Modern blacksmiths still produce this type of work today but use low-carbon steel alloys for art that ranges from railings and decorative furniture, to fireplace enclosures, sculpture and lighting. “A main difference between a modern blacksmith and a fabricator/welder is that we use a forge anvil and hammer to shape our products, to give them texture and life,” Hilborn explains.
The pros will get a chance to work with master craftsman Mark Aspery – certified with Worshipful Company of Blacksmiths, the UK-based guild that begun in London in 1324 – in a two-day Joinery Workshop the same weekend as the Presidio San Agustín del Tucson demo. Skills (ability to perform basic forging techniques and to hammer for several hours each day) and separate registration for the Nov. 10-11 workshop are required.

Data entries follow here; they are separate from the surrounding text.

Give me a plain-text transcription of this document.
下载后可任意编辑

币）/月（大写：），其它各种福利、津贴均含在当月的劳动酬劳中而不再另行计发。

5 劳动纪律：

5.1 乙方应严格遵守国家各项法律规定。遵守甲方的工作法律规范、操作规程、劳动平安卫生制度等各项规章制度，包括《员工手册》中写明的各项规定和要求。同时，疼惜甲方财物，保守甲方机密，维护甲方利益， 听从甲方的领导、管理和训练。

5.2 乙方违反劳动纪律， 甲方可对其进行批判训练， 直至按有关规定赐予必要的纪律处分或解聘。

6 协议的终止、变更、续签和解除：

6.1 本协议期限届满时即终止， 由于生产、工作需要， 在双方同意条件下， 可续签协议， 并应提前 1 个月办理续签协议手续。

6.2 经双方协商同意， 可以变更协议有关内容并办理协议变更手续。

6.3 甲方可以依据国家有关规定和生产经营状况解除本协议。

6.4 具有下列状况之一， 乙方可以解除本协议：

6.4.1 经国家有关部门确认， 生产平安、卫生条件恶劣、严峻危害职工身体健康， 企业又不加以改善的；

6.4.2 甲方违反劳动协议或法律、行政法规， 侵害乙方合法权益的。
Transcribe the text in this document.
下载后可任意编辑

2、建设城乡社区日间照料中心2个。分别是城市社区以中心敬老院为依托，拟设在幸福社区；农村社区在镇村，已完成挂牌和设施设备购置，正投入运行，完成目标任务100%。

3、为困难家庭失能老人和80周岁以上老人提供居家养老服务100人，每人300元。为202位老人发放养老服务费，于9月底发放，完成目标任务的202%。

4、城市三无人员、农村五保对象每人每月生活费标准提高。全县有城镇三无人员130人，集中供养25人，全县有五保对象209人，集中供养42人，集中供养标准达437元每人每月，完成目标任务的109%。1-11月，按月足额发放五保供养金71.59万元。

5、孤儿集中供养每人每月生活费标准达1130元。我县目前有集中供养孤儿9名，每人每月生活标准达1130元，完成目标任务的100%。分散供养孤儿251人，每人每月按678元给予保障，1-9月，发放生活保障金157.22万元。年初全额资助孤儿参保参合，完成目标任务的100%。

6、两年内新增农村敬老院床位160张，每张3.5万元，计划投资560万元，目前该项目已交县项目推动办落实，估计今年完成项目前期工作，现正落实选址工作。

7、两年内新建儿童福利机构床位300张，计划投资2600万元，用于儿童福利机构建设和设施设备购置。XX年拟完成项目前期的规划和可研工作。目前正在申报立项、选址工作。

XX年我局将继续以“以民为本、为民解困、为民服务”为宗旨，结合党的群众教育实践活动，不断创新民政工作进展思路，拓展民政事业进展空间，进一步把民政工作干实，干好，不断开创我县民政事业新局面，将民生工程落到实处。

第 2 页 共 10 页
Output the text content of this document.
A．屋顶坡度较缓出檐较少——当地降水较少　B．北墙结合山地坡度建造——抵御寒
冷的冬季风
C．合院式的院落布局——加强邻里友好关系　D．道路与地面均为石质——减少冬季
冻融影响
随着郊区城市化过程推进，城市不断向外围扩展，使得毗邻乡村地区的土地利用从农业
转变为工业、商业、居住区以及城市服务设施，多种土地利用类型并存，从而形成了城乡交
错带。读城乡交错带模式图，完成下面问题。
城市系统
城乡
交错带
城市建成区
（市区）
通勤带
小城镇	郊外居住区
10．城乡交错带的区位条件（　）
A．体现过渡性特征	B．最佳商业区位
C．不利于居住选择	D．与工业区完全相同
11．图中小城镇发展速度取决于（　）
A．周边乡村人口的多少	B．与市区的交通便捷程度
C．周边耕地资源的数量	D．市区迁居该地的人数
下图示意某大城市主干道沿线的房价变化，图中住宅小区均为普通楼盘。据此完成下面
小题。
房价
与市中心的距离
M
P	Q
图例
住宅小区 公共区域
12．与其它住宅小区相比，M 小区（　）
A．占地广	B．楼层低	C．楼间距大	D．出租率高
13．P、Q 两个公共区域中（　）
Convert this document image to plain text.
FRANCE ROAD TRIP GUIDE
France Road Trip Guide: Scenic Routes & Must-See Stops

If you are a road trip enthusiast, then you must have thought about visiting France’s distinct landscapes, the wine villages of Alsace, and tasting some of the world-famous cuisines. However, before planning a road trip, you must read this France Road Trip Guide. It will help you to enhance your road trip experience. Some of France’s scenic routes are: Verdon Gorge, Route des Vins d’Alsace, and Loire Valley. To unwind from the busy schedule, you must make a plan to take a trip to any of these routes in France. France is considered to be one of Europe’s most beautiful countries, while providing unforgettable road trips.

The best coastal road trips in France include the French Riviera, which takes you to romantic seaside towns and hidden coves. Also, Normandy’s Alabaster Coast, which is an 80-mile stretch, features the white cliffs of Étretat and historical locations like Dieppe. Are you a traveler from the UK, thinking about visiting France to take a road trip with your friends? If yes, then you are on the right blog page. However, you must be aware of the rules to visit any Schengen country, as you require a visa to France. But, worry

While the blacksmith demonstrations are underway on Nov. 9, onlookers also will have a chance to purchase gear and books, as well as browse a tailgate with association members selling mostly blacksmithing-related items and tools. An afternoon drawing for an “Iron-in-the-Hat” raffle (of forged art and functional items on display during the demonstrations) will benefit the AABA general fund.
Head to the Presidio San Agustín del Tucson, 133 W. Washington St., Nov. 9 to see hot metal hammered and a classically-wrought, utilitarian art. Admission to the demonstration is free to the general public, but there is $20 fee for AABA members. Donations will help benefit the Presidio rebuilding effort.
Safety goggles may be de rigueur, of course.